He venido a soñar con mi libro

Caminaba por la librería buscando mi libro. Era mi sueño y había venido -o ya estaba, imposible precisarlo, porque en lo onírico el espacio y el tiempo son lábiles- a soñar con mi libro. Me costaba encontrarlo. Pensé o soñé que el siguiente tendría como poco quinientas páginas, y por tanto, un buen lomo, un ejemplar apetecible que el lector compraría y leería gustosamente, automáticamente, como sería entonces también su escritura. Lo sacaba a hurtadillas de la sección local, regional, provincial, autonómica, a saber, y mientras lo hacía pensaba -o puede ser que lo invocara- en Cărtărescu, porque como él yo quería ser también un autor global, incluso viral, no un autor rumano o riojano.

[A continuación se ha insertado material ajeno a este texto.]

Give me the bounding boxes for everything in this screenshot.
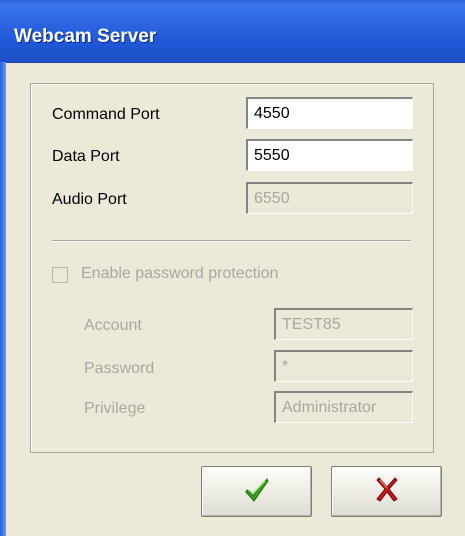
enable-password-checkbox[interactable] [52, 267, 68, 283]
ok-button[interactable] [201, 466, 312, 517]
audio-port-input[interactable] [246, 182, 413, 214]
password-label: Password [84, 360, 155, 377]
privilege-select[interactable] [274, 391, 413, 423]
cancel-button[interactable] [331, 466, 442, 517]
red-x-icon [375, 476, 399, 507]
window-title: Webcam Server [14, 26, 157, 47]
green-checkmark-icon [244, 476, 270, 507]
enable-password-label: Enable password protection [81, 265, 279, 282]
webcam-server-dialog: Webcam Server Command Port Data Port Aud… [0, 0, 465, 536]
audio-port-label: Audio Port [52, 191, 127, 208]
data-port-label: Data Port [52, 148, 120, 165]
command-port-label: Command Port [52, 106, 160, 123]
command-port-input[interactable] [246, 97, 413, 129]
password-input[interactable] [274, 350, 413, 382]
data-port-input[interactable] [246, 139, 413, 171]
account-label: Account [84, 317, 142, 334]
title-bar[interactable]: Webcam Server [0, 0, 465, 63]
account-input[interactable] [274, 308, 413, 340]
section-divider [52, 240, 411, 242]
window-edge [0, 62, 6, 536]
privilege-label: Privilege [84, 400, 146, 417]
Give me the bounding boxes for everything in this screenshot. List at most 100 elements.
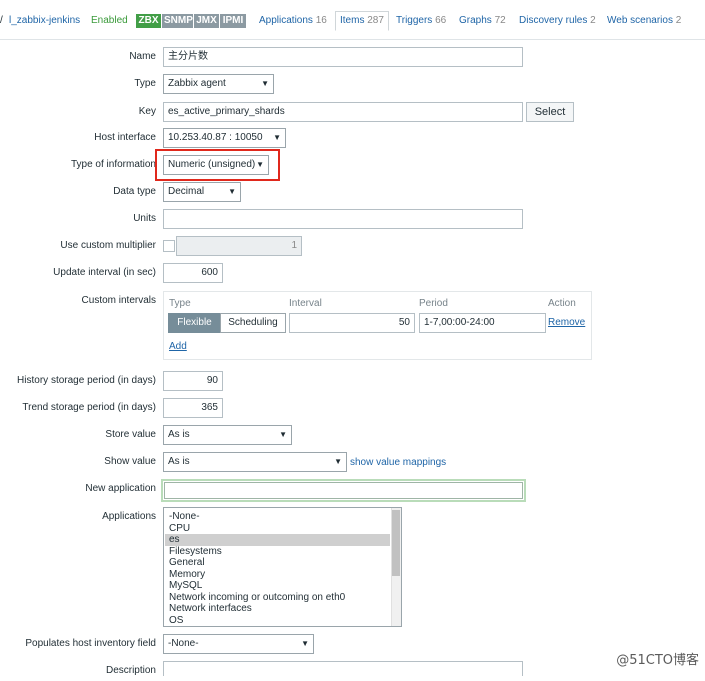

Y llevaba el libro a la zona común, y veía a mi lado a Giráldez (olvidemos a Martín), a Gutiérrez, a Menchu y a Pablo, a los Halfon, a Mercedes y a Eduardo, a Harwicz, a Hernández, a Hidalgo, sí, había muchos más escritores en danza, pero mi mente iba solo a posarse en los que me gustaban, aquellos a los que quería ver haciéndome compañía, y en esas estaba mirando mi ejemplar a media distancia, como quien observa, con el debido arrobo, un cuadro en el Prado, cuando deshaciéndose el encantamiento escuché un reproche, una censura, una airada recriminación. Mi libro debía estar con los autores regionales. Oía aquello y pensaba impensadamente en Coros y Danzas. Un joven, diligente y algo mórbido, lo extraía (mi libro) de la estantería con precisión quirúrgica y en un santiamén allí estaba de nuevo. Donde debía de estar.

Y menos ínfulas, clamaba alzando un dedo admonitorio con la uña del índice comida hasta la cutícula, la cabeza con el vaivén de un péndulo desquiciado.